ジャケ買い 7

 あとすこし金原ひとみさんの「TRIP TRAP」についてであります。
 この小説集に収録の作品は、書かれた順ではなく主人公の成長にあわせて掲載
されています。一番最初の作品は15歳不登校の中学生で、次の作品は高校中退した
17歳とありますので、その二年後くらいでしょうか。この二作が奔放な青春を描い
ているのですが、そのあとの四作は、主人公は特定の男性と生活をしており、最後
の二作では子までなしています。
 すこし前まであんなにも不安定で非行少女のようであったのに、きちんとした
男性と結婚生活にはいって、めでたしめでたしというのが、この小説集なのかな。
 新聞読書欄の辻原登さんのコメントによると、
「『TRIP TRAP』 小説は何といっても、金原ひとみの天性とも思える言語センスが
群を抜いていた。

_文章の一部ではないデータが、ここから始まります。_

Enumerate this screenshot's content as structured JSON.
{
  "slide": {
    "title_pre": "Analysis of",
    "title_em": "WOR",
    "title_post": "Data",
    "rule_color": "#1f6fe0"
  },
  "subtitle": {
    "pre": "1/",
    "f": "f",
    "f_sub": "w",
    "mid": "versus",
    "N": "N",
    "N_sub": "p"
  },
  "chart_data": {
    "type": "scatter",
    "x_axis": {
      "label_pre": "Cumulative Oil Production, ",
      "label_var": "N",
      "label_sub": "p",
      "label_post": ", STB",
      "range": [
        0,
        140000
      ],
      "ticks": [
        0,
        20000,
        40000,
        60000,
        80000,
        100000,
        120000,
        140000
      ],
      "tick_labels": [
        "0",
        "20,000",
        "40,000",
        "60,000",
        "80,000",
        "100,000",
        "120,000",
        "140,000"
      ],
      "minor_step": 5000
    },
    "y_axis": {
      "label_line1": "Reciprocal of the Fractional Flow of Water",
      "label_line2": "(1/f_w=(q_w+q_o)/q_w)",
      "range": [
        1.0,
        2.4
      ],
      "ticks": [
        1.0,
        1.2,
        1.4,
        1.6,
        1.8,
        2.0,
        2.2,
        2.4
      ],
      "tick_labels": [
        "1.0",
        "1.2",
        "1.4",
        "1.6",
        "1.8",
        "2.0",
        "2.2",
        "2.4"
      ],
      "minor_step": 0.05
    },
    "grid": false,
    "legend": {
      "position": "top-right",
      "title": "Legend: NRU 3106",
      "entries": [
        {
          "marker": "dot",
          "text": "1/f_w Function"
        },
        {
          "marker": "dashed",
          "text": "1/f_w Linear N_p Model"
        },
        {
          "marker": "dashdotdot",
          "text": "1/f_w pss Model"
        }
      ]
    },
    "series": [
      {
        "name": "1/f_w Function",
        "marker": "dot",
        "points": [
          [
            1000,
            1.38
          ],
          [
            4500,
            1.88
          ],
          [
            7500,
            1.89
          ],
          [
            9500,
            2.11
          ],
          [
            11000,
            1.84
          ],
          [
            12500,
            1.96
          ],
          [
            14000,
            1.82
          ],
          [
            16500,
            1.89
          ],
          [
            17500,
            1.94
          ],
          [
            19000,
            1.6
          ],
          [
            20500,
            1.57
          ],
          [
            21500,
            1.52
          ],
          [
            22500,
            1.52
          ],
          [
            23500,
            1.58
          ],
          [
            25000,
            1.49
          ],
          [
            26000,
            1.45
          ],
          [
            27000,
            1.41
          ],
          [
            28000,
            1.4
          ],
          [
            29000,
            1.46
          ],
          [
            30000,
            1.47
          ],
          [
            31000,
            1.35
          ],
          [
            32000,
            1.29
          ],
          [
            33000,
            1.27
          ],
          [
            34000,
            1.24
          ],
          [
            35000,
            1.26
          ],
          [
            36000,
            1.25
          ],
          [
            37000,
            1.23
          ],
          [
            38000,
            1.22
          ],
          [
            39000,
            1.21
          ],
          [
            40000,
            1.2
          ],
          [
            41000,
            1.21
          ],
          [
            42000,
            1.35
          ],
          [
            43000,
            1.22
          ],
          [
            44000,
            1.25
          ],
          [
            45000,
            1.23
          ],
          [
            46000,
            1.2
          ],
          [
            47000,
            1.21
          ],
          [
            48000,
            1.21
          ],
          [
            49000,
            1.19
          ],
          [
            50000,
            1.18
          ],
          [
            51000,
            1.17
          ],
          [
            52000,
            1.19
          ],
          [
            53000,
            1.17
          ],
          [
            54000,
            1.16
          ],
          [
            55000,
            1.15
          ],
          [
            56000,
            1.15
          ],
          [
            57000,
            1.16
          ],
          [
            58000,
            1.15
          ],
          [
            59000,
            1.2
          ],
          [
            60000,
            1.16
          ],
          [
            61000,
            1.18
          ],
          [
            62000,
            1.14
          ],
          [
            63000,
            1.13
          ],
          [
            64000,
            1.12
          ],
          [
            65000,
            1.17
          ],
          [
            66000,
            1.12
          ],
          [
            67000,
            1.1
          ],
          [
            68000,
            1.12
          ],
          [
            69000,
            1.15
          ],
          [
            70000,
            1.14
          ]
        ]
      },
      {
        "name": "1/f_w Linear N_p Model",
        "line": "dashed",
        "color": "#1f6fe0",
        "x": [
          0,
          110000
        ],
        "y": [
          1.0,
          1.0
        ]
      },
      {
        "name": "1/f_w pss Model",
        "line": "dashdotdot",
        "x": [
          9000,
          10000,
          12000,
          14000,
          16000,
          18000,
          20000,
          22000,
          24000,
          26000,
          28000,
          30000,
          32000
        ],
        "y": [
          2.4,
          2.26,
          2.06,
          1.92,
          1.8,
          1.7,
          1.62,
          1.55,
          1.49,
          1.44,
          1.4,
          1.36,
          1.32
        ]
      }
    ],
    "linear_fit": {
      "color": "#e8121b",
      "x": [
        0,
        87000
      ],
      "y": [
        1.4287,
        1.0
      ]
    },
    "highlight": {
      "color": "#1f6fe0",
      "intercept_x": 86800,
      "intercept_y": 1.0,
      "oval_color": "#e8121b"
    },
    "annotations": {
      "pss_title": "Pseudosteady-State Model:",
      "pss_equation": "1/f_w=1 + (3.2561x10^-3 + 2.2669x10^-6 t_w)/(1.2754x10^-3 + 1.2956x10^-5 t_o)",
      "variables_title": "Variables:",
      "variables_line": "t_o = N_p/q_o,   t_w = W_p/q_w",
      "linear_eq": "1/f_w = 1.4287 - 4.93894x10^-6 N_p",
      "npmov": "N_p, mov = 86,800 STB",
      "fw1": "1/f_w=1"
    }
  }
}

なんとも過激な、しかし心鎮まる一人の女の成長物語だ。」となる
のですが、たしかにたいへん早熟な人でありますから、三十歳を前にして成長に
ついての作品を書いたとしても不思議ではないのですが、それは親の世代には安心を
もたらしますが、同世代からはどのような評価を受けているのでしょう。
(もともと金原さんの同世代の人達は本など読まない人達でありますので、なかなか
伝わってきません。)
 辻原さんの評にある「天性とも思える言語センス」というのは、そうなのでしょう。
特に、「沼津」という作品にある若い人の会話のところが、いかにも若い人たち
会話の雰囲気が表現されていました。バスとか電車にのって、高校生の会話を聞いて
いるようなリアルさがありました。もともと中身がない話を大きな声でするという
のが、いまどきの高校生であります。そうした中身のなさから、どのような作品を
生み出すか、結局のところ作者自身の等身大の人物を描いていくしかないのであり
ましょうか。
 若くしてデビューした大江健三郎さん、村上龍さんが、今にいたるまで発表し続け
ています。作者にあわせて読者も年齢を重ねているのですが、金原ひとみさんも、
そのような幸せな作家生活をおくることができるでしょうか。